Le 3 février dernier, après plusieurs critiques exacerbées de Donald Trump, le Pentagone a annoncé que le F-35, considéré par les spécialistes comme la Rolls-Royce des jets de combat, sera facturé à l’avenir moins de cent millions de dollars pièce. La Maison Blanche en a fait «une nouvelle victoire du président au profit du contribuable américain». Ajoutant à la pression, le président Donald Trump, en visite fin février dans une usine de Boeing, le concurrent américain de Lockheed Martin, a fait miroiter l’achat d’avions Super Hornet, de quoi rendre le fabricant du F-35 encore plus nerveux.

Prix sensiblement moins cher

Dans ce contexte, Lockheed Martin a besoin de décrocher de nouveaux contrats pour faire baisser le coût de son appareil.
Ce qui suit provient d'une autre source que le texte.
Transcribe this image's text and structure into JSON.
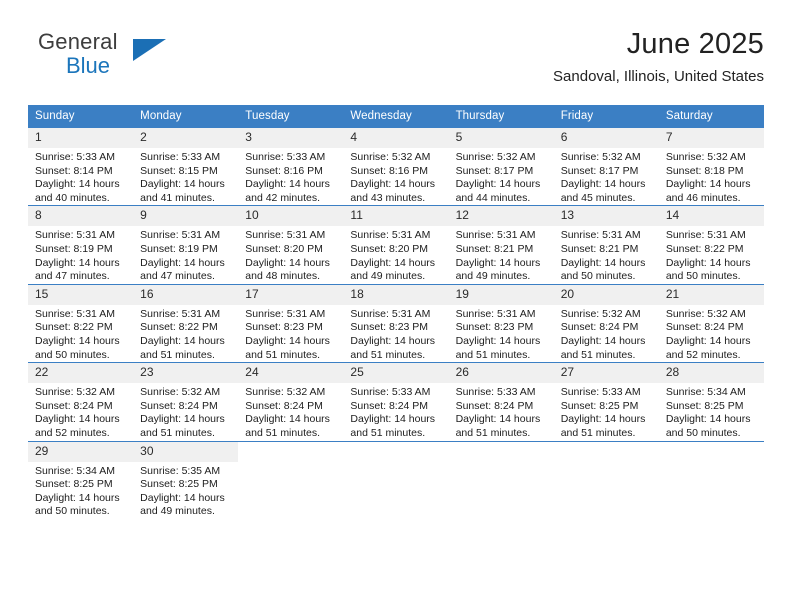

Onze pays lui ont aujourd’hui passé commande, dont l’Italie, la Norvège, l’Australie, les Pays-Bas ou encore le Danemark. Copenhague a commandé 27 avions F-35 pour 3 milliards de dollars, soit 111 millions pièces. Le but du groupe américain est désormais d’abaisser le prix à 80 millions de dollars l’unité d’ici 2020.

Rappelons que le coût avait joué un rôle majeur lors du choix du Gripen en 2011. L’offre du groupe Saab était environ un milliard de francs inférieure à celles faites alors par Rafale et EADS. Le jet suédois était devisé à 50 millions de francs par appareil. L’ensemble de l’acquisition, avec le développement et l’équipement notamment, s’établissait à 3,126 milliards de francs pour 22 Gripen, soit environ 140 millions par appareil.